La deliciosa comedia Mucho ruido y pocas nueces (1599) es una obra de Shakespeare en que mejor se amalgaman lo cómico y lo dramático. Víctor Hugo la calificó de tragedia que se resuelve en la risa. Por un afortunado error, el copista del manuscrito, que sirvió para las ediciones de 1600 y 1623, en lugar de los personajes consignó los nombres de los actores.

No por error, sino por voluntad engreída –diría yo-, los rectores Antonio París, Benjamín Sharifker y Luis Ugalde se presentaron en escena para hacer una dramática auditoría al Registro Electoral. Para generar confianza, dijeron.

Otros rectores, los del CNE, aceptaron tan desprendido ofrecimiento con la condición de que fuera con otras universidades y dentro de los parámetros del CNE.

El martes 13 de junio los actores rectores descartaron participar en la auditoría oficial. Pero, no se sabe muy bien cómo, pues el CNE no les dio la data solicitada –perdón por el barbarismo-, los técnicos de la UCV, USB y UCAB le hicieron una auditoría (¿?) al padrón de votantes con el objeto de comprobar la fidelidad de la base de datos. Lo que según los rectores llevaría ¡meses! Se hizo en poco más de 30 días. Y elaboraron un informe.

De estudio trágico, el informe devino en libreto de vulgar astracán. Ni siquiera da risa, porque mucha gente había puesto su confianza en los tres ilustres actores y en una buena representación. Con razón Carlos Figueira, profesor de la USB y asesor del CNE, preguntó el día de la puesta en escena del espectáculo: “¿Por qué ustedes llaman a esto auditoría?”

Encontraron, por ejemplo, que en 107 municipios (distribuidos por todo el país) existen más votantes que habitantes, lo cual, a primera vista, parece alarmante. Y alarmante se ve que en 54 municipios el índice de cobertura llega a niveles de 95% y 99%. Se preguntaron: ¿es sospechoso que, en un padrón en el cual los votantes se inscriben voluntariamente, casi todos los posibles electores estén inscritos? Y se respondieron: en 1983 y 1988 se registraron niveles similares.

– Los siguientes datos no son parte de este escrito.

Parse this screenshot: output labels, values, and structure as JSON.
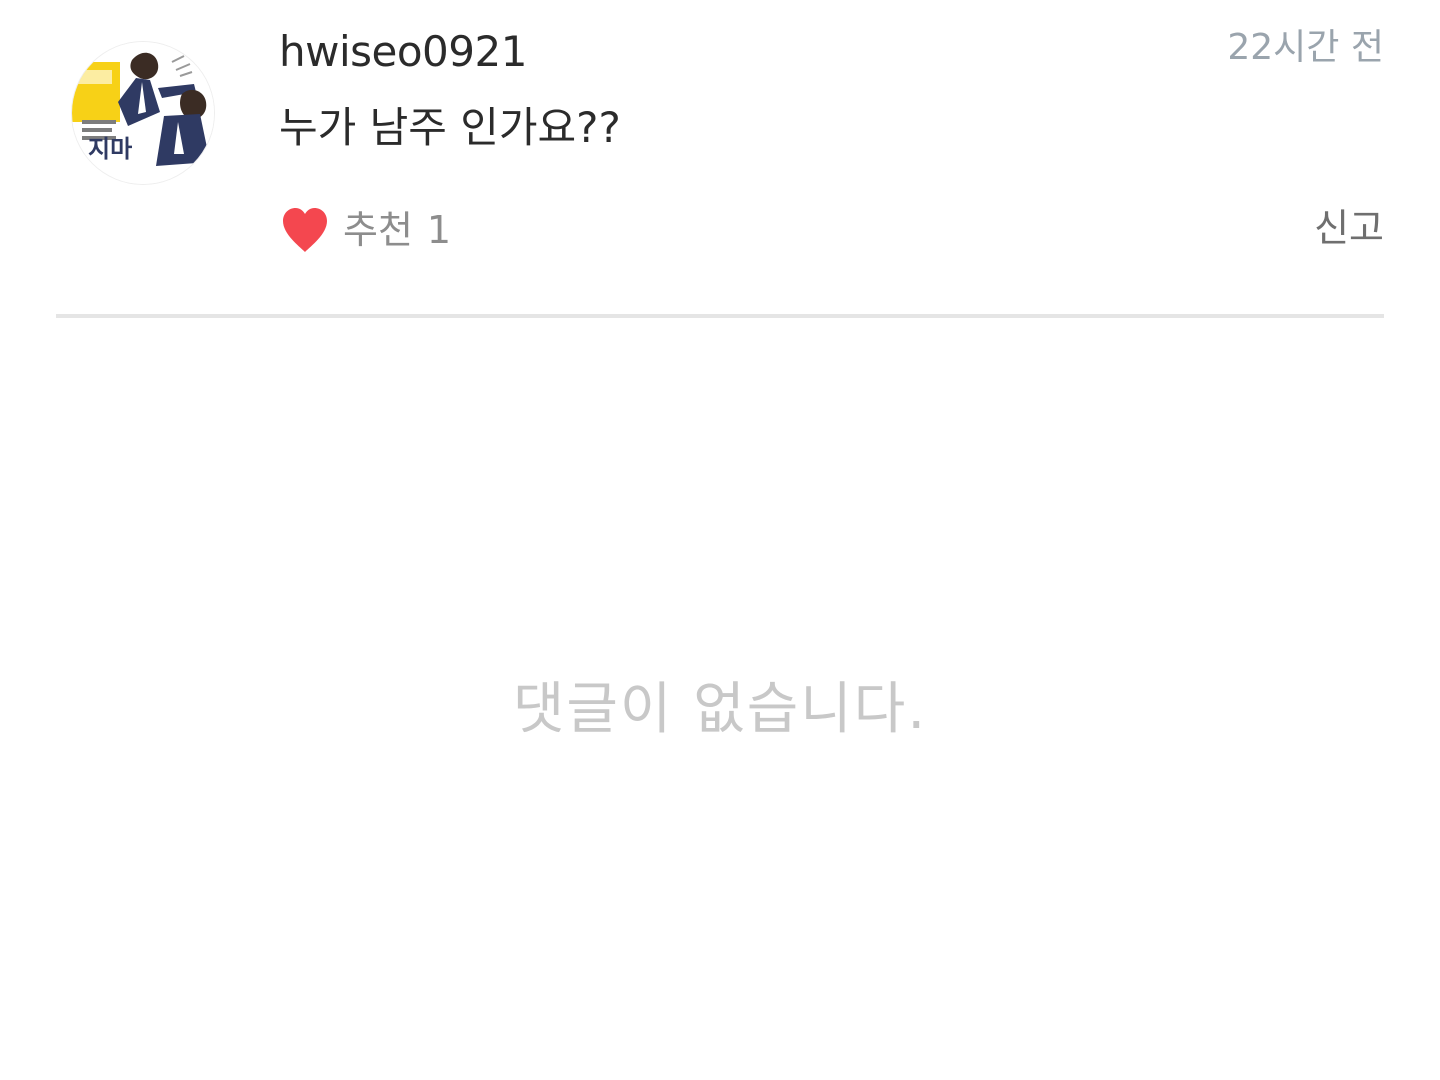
{
  "post": {
    "author": {
      "username": "hwiseo0921",
      "avatar_icon": "avatar-illustration",
      "avatar_label": "지마"
    },
    "timestamp": "22시간 전",
    "content": "누가 남주 인가요??",
    "like": {
      "icon": "heart-icon",
      "color": "#f4474f",
      "label": "추천",
      "count": "1"
    },
    "report_label": "신고"
  },
  "comments": {
    "empty_message": "댓글이 없습니다."
  }
}
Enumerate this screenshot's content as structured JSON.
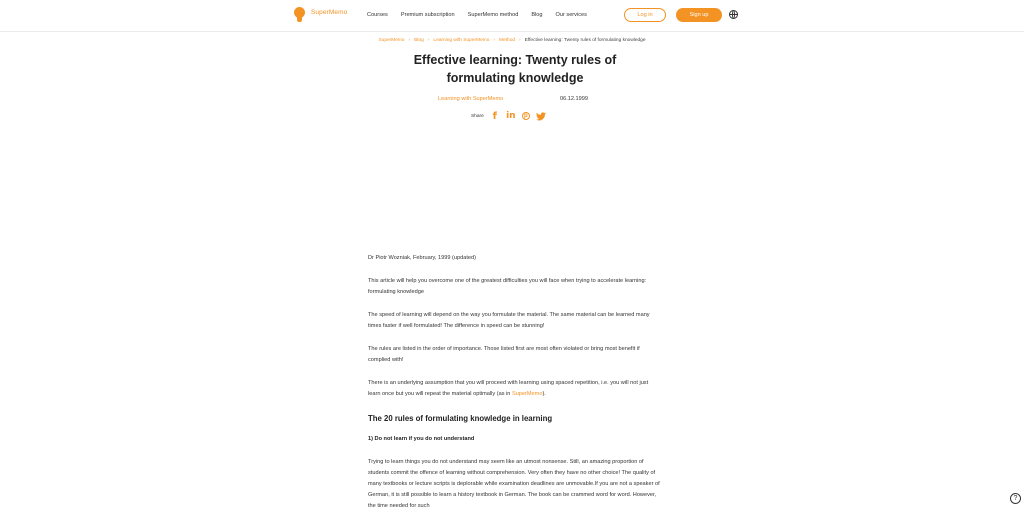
{
  "header": {
    "logo_text": "SuperMemo",
    "nav": [
      "Courses",
      "Premium subscription",
      "SuperMemo method",
      "Blog",
      "Our services"
    ],
    "login_label": "Log in",
    "signup_label": "Sign up"
  },
  "breadcrumb": {
    "items": [
      "SuperMemo",
      "Blog",
      "Learning with SuperMemo",
      "Method"
    ],
    "current": "Effective learning: Twenty rules of formulating knowledge"
  },
  "article": {
    "title": "Effective learning: Twenty rules of formulating knowledge",
    "category": "Learning with SuperMemo",
    "date": "06.12.1999",
    "share_label": "Share",
    "byline": "Dr Piotr Wozniak, February, 1999 (updated)",
    "paragraphs": [
      "This article will help you overcome one of the greatest difficulties you will face when trying to accelerate learning: formulating knowledge",
      "The speed of learning will depend on the way you formulate the material. The same material can be learned many times faster if well formulated! The difference in speed can be stunning!",
      "The rules are listed in the order of importance. Those listed first are most often violated or bring most benefit if complied with!"
    ],
    "assumption_text": "There is an underlying assumption that you will proceed with learning using spaced repetition, i.e. you will not just learn once but you will repeat the material optimally (as in",
    "assumption_link": "SuperMemo",
    "assumption_end": ").",
    "section_heading": "The 20 rules of formulating knowledge in learning",
    "rule_heading": "1) Do not learn if you do not understand",
    "rule_text": "Trying to learn things you do not understand may seem like an utmost nonsense. Still, an amazing proportion of students commit the offence of learning without comprehension. Very often they have no other choice! The quality of many textbooks or lecture scripts is deplorable while examination deadlines are unmovable.If you are not a speaker of German, it is still possible to learn a history textbook in German. The book can be crammed word for word. However, the time needed for such"
  },
  "colors": {
    "accent": "#f39324"
  },
  "icons": [
    "supermemo-logo-icon",
    "globe-icon",
    "facebook-icon",
    "linkedin-icon",
    "pinterest-icon",
    "twitter-icon",
    "help-icon"
  ]
}
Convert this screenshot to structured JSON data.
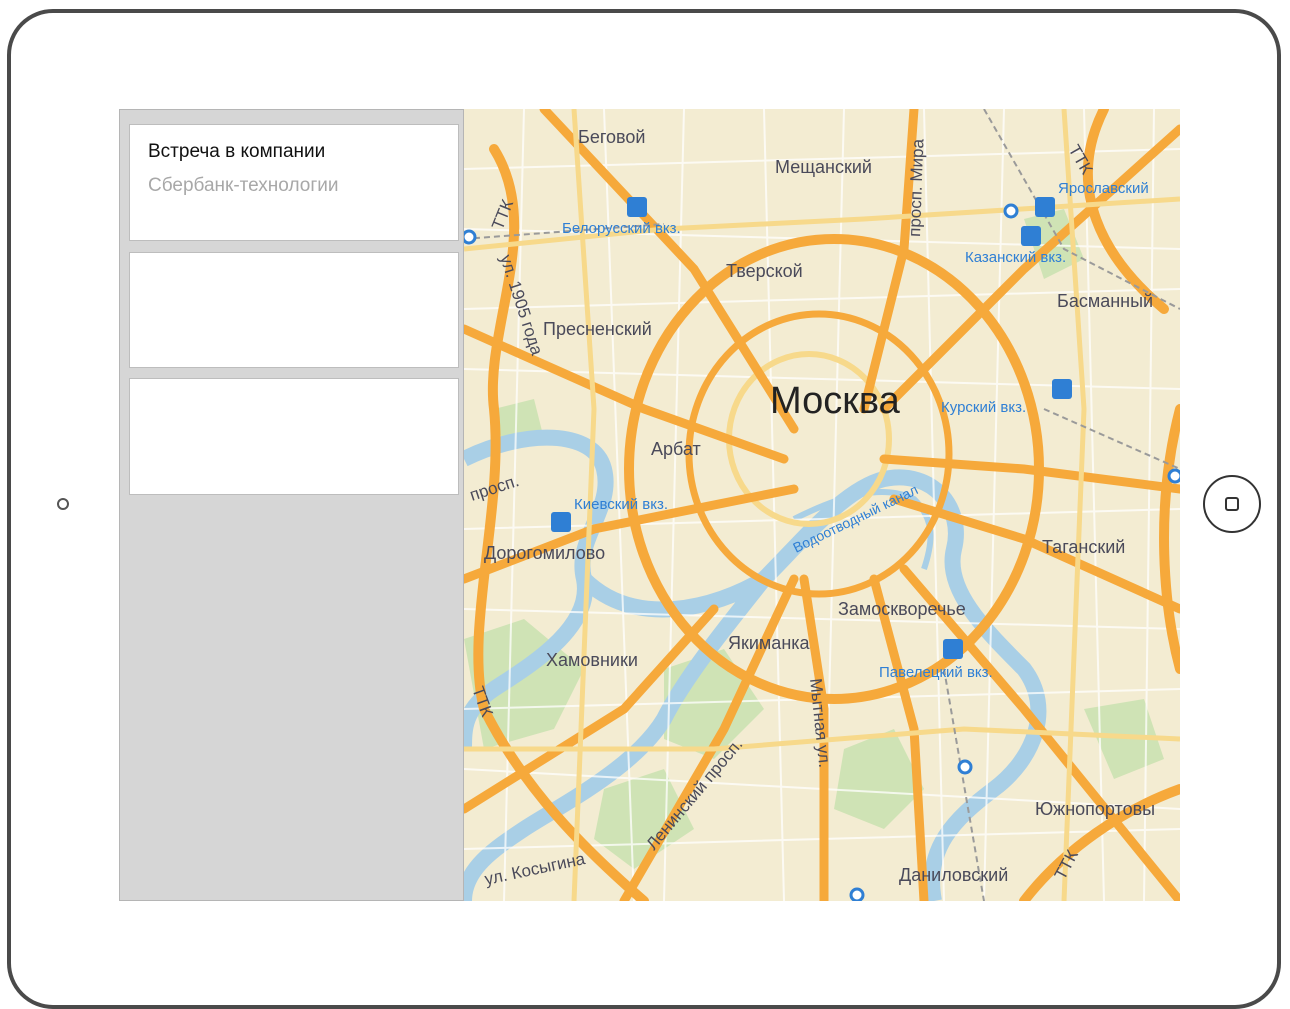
{
  "meetings": [
    {
      "title": "Встреча в компании",
      "subtitle": "Сбербанк-технологии"
    },
    {
      "title": "",
      "subtitle": ""
    },
    {
      "title": "",
      "subtitle": ""
    }
  ],
  "map": {
    "city": "Москва",
    "districts": [
      "Беговой",
      "Мещанский",
      "Тверской",
      "Басманный",
      "Пресненский",
      "Арбат",
      "Дорогомилово",
      "Таганский",
      "Замоскворечье",
      "Якиманка",
      "Хамовники",
      "Южнопортовы",
      "Даниловский"
    ],
    "stations": [
      "Белорусский вкз.",
      "Ярославский",
      "Казанский вкз.",
      "Курский вкз.",
      "Киевский вкз.",
      "Павелецкий вкз."
    ],
    "streets": [
      "ТТК",
      "ТТК",
      "ТТК",
      "ТТК",
      "просп. Мира",
      "ул. 1905 года",
      "просп.",
      "Водоотводный канал",
      "Ленинский просп.",
      "Мытная ул.",
      "ул. Косыгина"
    ]
  },
  "colors": {
    "road": "#f6a93b",
    "road_light": "#f7d98b",
    "water": "#a9cfe6",
    "park": "#cfe3b5",
    "land": "#f3ecd2",
    "label": "#4a4a5a",
    "station": "#2f7fd4"
  }
}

Las conclusiones son claras: 1) hay defectos importantes en el padrón, consistentes con la mayoría de las denuncias publicadas en los medios de comunicación; 2) los errores no son nuevos; 3) pero “no hay evidencias de que estas anomalías afecten las preferencias políticas”. Y lo verdaderamente cómico: “Los resultados (de la auditoría) sugieren que los errores no parecen estar relacionados con la intención del voto en un evento comicial presidencial”. 

Éste fue el parto de los montes, expresión del poeta latino Horacio que el DRAE define como “cosa ridícula y fútil que sucede o sobreviene cuando se esperaba u se anunciaba una grande y de consideración”.

Preguntamos: ¿y para saber eso trajeron a un experto en matemática y estadística de la Universidad de Valencia, España?

Este artículo se publica hoy por primera vez, aunque fue redactado en el momento de los hechos que se comentan. La oposición al gobierno no sólo ha cometido errores, sino que también ha hecho el ridículo, como en el caso.